Oncomine Dx Target Test has been approved by the FDA as a companion diagnostic to identify EGFR exon 20 insertion mutations in patients with non–small cell lung cancer who may undergo treatment with amivantamab.
A companion diagnostic, Oncomine Dx Target Test, was approved by the FDA to identify EGFR exon 20 insertion mutations in patients with non–small cell lung cancer (NSCLC) who may be eligible for treatment with amivantamab-vmjw (Rybrevant), according to a press release from the developer, Thermo Fisher Scientific.1
The approval marks the second indication for the Oncomine Dx Target Test for patients with EGFR exon 20 insertion mutations, as well as being the twelvth global indication for those with NSCLC. The test can assess 23 genes at a time that are associated with NSCLC. Currently, it is the only FDA-approved next-generation sequencing (NGS) CDx that can be used on formalin-fix, paraffin-embedded (FFPE) tissue in order to determine whether patients are eligible for treatment with amivantamab for those who have progressed on or following treatment with platinum-based chemotherapy.

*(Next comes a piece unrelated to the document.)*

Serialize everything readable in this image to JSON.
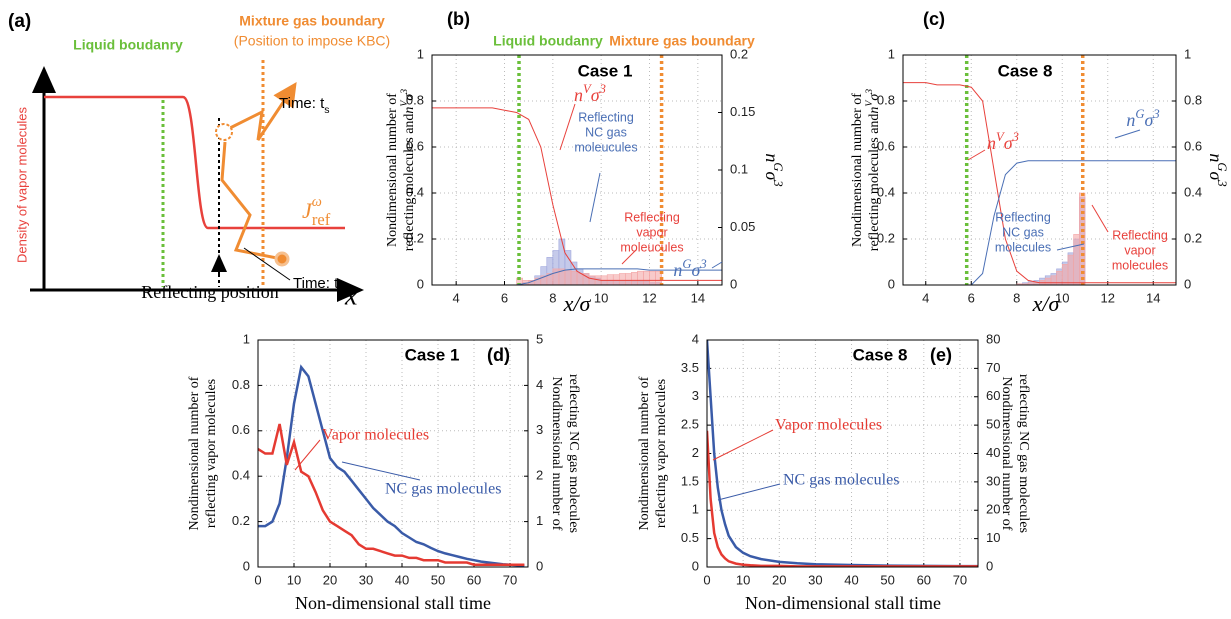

“The FDA's approval of Oncomine Dx Target Test enables clinicians to use FFPE tissue samples to identify patients in the U.S. who may benefit from this important new therapy,” Garret Hampton, president of clinical next-generation sequencing and oncology at Thermo Fisher Scientific, said in the press release. “In situations where conventional testing may miss key mutations that could match patients with targeted therapies, NGS technology is vital to make these connections and advance precision medicine. We look forward to expanding registration of the test as a companion diagnostic for [amivantamab] globally to help improve outcomes for more patients.”
Amivantamab was granted accelerated approval by the FDA in May 2021 for patients with metastatic EGFR exon 20 insertion–mutant NSCLC following progression on or after chemotherapy.2 The bispecific antibody targets EGFR exon 20 insertion mutations that are detected via an FDA-approved test. Additionally, the regulatory organization also approved Guardant360 CDx as a companion diagnostic for amivantamab.
The approval was based on findings from the multicenter, non-randomized, open label, multi-cohort phase 1 CHRYSALIS study (NCT02609776), which includes patients with locally advanced or metastatic, EGFR exon 20 insertion–mutant NSCLC who had progressive disease on or following platinum-based chemotherapy. Investigators reported the agent yielded an overall response rate of 40% (95% CI, 29%-51%) and a median duration of response of 11.1 months (95% CI, 6.9–not evaluable).
The most common adverse effects included rash, infusion-related reactions, paronychia, musculoskeletal pain, dyspnea, nausea, fatigue, edema, stomatitis, cough, constipation, and vomiting.
These data support less restrictive clinical trial eligibility criteria for those with metastatic NSCLC. This is especially true regarding both targeted therapy and immunotherapy treatment regimens.